What I find notably compelling in this composition is its regard and attention to form.
There are nine short movements: 1. Prelude 2. Exaudi 3. Dies Irae 4. Tuba mirum 5. Interlude 6. Rex tremendae 7. Lacrimosa 8. Libera me 9. Postlude. Movements 1, 5, and 9 are instrumental; the others, vocal. The structure, therefore, is 1+3+1+3+1, with the singular movements being three.
The work employs serial technique, which is beyond my knowledge to comment on. But I discern that the Catholic requiem text is abridged into canticles, that is, holy songs of praise that are not of the Psalms. So, structurally, one discerns a brief requiem arranged as nine canticles further arranged as a composite of three multiples of three, organized upon a serial tone row; thus, the integration of four levels of form. Hence, multiplicity within order.

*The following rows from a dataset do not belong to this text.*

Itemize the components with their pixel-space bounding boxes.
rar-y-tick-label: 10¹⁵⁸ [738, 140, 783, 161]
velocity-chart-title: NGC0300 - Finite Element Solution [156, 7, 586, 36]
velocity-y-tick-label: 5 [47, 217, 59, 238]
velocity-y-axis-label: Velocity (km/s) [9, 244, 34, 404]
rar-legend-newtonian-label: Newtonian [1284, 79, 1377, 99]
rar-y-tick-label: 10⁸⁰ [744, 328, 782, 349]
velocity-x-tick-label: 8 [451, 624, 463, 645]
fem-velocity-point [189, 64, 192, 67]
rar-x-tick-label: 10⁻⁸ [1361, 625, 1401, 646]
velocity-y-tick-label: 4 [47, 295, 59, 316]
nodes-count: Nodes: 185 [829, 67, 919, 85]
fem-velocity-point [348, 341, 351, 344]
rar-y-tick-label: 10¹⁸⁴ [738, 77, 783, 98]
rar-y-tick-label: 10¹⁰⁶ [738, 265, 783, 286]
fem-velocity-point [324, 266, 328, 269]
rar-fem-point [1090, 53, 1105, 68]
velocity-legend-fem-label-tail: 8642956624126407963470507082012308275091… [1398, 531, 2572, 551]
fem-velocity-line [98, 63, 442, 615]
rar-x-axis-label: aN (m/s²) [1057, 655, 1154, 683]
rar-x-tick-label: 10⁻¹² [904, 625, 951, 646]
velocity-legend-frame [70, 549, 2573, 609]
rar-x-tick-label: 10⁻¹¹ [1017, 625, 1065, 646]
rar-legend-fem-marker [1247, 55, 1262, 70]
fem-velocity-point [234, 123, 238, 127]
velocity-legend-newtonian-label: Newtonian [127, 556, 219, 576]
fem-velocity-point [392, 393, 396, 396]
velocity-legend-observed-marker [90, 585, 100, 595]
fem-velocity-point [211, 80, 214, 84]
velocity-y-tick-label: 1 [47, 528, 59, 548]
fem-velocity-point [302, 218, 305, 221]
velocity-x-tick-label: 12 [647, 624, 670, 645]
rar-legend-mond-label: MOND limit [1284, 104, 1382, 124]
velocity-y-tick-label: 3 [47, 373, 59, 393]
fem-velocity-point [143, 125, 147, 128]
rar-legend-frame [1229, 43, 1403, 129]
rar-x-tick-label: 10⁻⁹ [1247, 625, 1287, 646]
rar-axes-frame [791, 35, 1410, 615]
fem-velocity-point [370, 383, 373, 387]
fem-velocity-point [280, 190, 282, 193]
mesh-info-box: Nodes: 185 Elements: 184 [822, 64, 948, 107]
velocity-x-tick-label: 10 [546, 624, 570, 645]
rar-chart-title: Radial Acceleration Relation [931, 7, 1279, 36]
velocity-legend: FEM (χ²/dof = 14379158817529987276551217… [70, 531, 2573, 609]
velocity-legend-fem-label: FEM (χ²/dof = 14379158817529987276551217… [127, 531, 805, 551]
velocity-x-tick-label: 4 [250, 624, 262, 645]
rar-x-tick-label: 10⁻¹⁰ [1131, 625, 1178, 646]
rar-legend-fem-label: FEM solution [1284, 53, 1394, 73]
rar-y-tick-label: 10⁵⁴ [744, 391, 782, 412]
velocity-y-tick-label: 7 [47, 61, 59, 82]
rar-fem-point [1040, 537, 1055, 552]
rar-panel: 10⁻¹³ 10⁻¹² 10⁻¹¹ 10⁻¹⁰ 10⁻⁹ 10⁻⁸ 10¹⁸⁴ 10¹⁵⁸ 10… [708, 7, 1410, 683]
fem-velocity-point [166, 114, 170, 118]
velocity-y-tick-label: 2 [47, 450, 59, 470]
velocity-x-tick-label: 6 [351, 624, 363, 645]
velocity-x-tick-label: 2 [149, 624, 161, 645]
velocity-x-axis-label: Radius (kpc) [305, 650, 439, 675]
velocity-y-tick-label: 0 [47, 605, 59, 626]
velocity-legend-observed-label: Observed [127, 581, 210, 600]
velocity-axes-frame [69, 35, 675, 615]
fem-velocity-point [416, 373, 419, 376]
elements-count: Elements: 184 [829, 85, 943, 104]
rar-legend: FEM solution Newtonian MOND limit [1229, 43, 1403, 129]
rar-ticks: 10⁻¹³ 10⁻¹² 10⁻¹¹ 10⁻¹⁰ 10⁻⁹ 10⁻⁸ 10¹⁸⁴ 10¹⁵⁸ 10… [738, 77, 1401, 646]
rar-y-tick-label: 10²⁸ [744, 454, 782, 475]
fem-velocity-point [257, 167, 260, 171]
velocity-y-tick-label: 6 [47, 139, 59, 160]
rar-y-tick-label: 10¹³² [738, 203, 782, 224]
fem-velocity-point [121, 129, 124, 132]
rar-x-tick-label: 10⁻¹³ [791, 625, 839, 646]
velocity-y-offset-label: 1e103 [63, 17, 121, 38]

This respect of form is further impressed upon the listener by the vocal imitation of the convention of the sounding trumpet in the Tuba mirum; the acknowledgement of the tradition of a solo alto voice in the Lacrimosa; the inspiration of rather than emulating the beatific approach of the singular soul to paradise, of the employing of chatter, as if the supplication were universal, in the Libera me; and, the sounding of welcoming bells to invoke and merge with the sounding of the call of the horn from the spiritual gates in the final ascent to what lies beyond, in the postlude.